Chronique | CULTCHILD - Sunstealer

Pierre Sopor 22 avril 2024

CULTCHILD est un enfant né du désespoir en 2019, nous dit la biographie officielle de ce projet witch-house qui, comme le genre l’exige, n'en révèle que très peu. L'artiste basé à Phoenix Franklin Howard a commencé à créer de la musique pour accompagner des streams de jeux vidéos avant de rapidement devenir obsédé par les basses oppressantes et l'électronique sinistre. Son nouvel album, Sunstealer, qu'il sort en totale indépendance, arrive seulement quelques mois après D A R K F O R E S T.

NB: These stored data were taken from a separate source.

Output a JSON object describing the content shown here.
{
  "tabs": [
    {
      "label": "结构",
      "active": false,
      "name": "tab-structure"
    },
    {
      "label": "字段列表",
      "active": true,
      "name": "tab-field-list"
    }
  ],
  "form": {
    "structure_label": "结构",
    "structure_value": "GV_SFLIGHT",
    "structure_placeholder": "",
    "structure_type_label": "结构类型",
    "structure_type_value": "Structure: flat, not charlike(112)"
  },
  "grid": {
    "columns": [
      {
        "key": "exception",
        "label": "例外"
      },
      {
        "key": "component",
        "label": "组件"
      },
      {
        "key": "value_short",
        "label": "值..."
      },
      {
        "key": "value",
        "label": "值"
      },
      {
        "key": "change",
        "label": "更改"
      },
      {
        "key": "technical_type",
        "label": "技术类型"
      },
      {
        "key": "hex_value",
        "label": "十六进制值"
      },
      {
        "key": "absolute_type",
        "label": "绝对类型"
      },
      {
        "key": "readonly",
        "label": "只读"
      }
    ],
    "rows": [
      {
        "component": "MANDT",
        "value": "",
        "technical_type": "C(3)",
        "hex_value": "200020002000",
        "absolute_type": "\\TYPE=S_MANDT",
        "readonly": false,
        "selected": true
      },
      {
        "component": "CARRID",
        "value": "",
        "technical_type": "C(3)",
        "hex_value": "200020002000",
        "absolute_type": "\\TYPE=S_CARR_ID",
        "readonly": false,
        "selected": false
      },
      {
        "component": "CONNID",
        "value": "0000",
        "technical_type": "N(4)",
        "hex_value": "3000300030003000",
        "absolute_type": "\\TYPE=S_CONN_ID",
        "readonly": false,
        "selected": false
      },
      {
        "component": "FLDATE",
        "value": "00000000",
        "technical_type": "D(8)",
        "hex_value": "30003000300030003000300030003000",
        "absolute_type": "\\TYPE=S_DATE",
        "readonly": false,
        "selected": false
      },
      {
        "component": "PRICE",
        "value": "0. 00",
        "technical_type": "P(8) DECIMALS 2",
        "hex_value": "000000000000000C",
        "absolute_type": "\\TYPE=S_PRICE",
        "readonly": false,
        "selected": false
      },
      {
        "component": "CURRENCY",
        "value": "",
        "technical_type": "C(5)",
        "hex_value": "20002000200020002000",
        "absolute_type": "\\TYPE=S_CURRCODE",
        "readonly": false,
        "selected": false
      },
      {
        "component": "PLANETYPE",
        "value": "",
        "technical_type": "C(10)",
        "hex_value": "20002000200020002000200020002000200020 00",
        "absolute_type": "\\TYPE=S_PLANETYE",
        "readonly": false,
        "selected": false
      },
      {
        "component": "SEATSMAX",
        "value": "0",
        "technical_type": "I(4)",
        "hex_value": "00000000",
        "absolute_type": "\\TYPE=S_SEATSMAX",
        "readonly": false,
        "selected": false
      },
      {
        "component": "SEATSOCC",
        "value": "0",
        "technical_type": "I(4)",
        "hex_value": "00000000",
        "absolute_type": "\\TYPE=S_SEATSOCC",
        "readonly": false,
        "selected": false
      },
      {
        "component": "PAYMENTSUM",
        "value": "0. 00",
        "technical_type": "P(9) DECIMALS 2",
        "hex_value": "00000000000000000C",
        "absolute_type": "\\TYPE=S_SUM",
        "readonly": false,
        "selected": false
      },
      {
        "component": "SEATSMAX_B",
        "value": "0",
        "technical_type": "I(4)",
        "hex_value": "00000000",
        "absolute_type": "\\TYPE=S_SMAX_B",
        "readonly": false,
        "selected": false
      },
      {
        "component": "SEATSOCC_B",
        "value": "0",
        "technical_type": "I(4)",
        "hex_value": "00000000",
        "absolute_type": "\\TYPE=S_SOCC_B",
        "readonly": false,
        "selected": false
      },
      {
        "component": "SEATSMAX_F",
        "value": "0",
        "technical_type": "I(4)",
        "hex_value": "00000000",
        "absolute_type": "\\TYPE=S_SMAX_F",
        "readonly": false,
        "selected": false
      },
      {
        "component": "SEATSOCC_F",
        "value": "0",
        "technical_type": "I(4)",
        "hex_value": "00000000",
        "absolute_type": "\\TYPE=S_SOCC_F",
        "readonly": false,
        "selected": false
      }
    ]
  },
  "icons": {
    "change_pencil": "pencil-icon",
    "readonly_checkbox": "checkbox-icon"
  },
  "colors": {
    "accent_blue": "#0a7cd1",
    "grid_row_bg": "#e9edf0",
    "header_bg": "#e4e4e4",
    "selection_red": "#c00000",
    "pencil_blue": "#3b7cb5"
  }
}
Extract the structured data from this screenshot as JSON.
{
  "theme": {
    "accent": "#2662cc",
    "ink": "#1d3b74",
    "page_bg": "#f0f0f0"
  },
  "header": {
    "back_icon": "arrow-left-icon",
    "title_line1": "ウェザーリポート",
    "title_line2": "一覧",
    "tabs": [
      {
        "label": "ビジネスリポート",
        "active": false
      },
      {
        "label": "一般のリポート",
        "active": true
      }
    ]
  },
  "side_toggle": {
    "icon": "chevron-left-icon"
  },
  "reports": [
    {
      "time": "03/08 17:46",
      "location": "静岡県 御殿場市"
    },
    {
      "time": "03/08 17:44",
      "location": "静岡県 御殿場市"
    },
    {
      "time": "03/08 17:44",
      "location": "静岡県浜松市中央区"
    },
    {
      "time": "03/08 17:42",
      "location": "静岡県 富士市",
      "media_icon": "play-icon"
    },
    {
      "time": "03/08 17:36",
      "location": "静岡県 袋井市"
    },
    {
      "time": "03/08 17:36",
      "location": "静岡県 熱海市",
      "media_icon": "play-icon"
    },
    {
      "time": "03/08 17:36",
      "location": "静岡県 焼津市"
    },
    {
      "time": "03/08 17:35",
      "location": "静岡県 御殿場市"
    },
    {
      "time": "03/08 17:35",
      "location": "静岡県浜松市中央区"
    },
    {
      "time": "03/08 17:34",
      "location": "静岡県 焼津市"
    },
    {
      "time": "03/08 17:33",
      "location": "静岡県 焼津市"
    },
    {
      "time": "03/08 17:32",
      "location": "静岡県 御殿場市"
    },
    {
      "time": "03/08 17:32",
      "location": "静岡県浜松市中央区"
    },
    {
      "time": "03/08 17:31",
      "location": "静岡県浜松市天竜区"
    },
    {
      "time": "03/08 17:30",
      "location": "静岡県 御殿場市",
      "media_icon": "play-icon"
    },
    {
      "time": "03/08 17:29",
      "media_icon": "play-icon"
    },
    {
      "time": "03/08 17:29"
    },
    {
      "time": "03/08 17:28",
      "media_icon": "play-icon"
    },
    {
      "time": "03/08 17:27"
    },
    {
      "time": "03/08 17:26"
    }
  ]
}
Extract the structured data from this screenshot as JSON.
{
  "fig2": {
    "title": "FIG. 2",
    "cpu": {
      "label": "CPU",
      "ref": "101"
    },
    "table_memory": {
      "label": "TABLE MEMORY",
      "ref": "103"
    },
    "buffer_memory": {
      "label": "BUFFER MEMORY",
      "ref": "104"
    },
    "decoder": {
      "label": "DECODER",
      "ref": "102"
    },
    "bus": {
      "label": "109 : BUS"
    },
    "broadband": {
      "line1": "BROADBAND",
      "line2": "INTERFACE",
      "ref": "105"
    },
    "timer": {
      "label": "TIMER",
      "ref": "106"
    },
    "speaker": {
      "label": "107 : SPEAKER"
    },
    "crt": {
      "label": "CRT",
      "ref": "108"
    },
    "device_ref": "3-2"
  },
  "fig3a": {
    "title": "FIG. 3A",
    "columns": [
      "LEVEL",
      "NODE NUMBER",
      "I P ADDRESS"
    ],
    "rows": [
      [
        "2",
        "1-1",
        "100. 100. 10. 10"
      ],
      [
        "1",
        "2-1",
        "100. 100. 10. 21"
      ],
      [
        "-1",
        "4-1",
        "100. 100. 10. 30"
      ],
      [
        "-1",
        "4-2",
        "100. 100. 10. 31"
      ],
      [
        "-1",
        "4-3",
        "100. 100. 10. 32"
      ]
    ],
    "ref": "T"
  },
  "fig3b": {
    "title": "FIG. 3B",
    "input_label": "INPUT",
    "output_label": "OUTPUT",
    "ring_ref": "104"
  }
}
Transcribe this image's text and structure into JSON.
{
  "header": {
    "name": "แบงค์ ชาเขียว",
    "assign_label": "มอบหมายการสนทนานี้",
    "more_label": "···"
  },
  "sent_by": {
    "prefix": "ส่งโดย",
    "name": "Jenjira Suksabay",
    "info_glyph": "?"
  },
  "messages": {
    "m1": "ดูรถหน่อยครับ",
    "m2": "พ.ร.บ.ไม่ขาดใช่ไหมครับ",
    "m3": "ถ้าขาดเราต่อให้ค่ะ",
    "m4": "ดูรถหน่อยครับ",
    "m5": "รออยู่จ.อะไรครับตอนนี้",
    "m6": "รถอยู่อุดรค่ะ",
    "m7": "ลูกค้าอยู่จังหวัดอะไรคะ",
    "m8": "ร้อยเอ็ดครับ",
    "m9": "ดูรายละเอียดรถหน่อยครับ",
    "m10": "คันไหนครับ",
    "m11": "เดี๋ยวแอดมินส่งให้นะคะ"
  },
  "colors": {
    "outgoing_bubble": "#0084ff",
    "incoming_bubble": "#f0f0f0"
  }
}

Chez CULTCHILD, on apprécie d'emblée l'efficacité. Il y a l'efficacité rythmique, à l'image de la très EBM Outrunning the Wolves en guise d'entrée en matière, mais surtout ce savoir-faire pour mettre en place des atmosphères lugubres à grands coups de samples torturés et de basses étouffantes (Melding Plague). Angoisse, menace, aliénation (ce gimmick musical répété jusqu'à la folie dans Yellowstone), mélancolie (les nappes funèbres du morceau-titre et leur humeur post-apocalyptique sont du plus bel effet) : CULTCHILD passe par plusieurs émotions négatives, plusieurs variations autour de la noirceur.

Là où certains privilégient les mélodies, l'approche du producteur est plus rythmique et percussive, plus physique. Il en résulte une lourdeur parfois écrasante (F.U.G.M.R.E.M.I.X.I, avec des basses poids lourd et ses ombres de trap à la pesanteur quasi doom) ou, au contraire, une panique psychédélique (le rythme affolé de la très IDM / breakcore Illusions/ILLUSIONS). Cela donne à l'album une épaisseur palpable, une touche industrielle impitoyable (In Pain//In Stasis, qui avec ses sons stridents vient mettre à l'épreuve les nerfs de l'auditeur) dont les élans bruitistes et le sound-design donnent à Sunstealer toute sa saveur impie.

Alors que l'électronique est de plus en plus envahie par les IA, on ne peut qu'apprécier cette proposition dont l'âme torturée s'exprime dans les hurlements noise des machines, jusqu'à un artwork à la peinture si organique. Les cauchemars de CULTCHILD ont ce côté palpable, cette noirceur agressive qui lui permettent de se démarquer par sa théâtralité et son intensité. Si vous cherchiez à mal dormir et à suffoquer dans les ténèbres, vous êtes servi.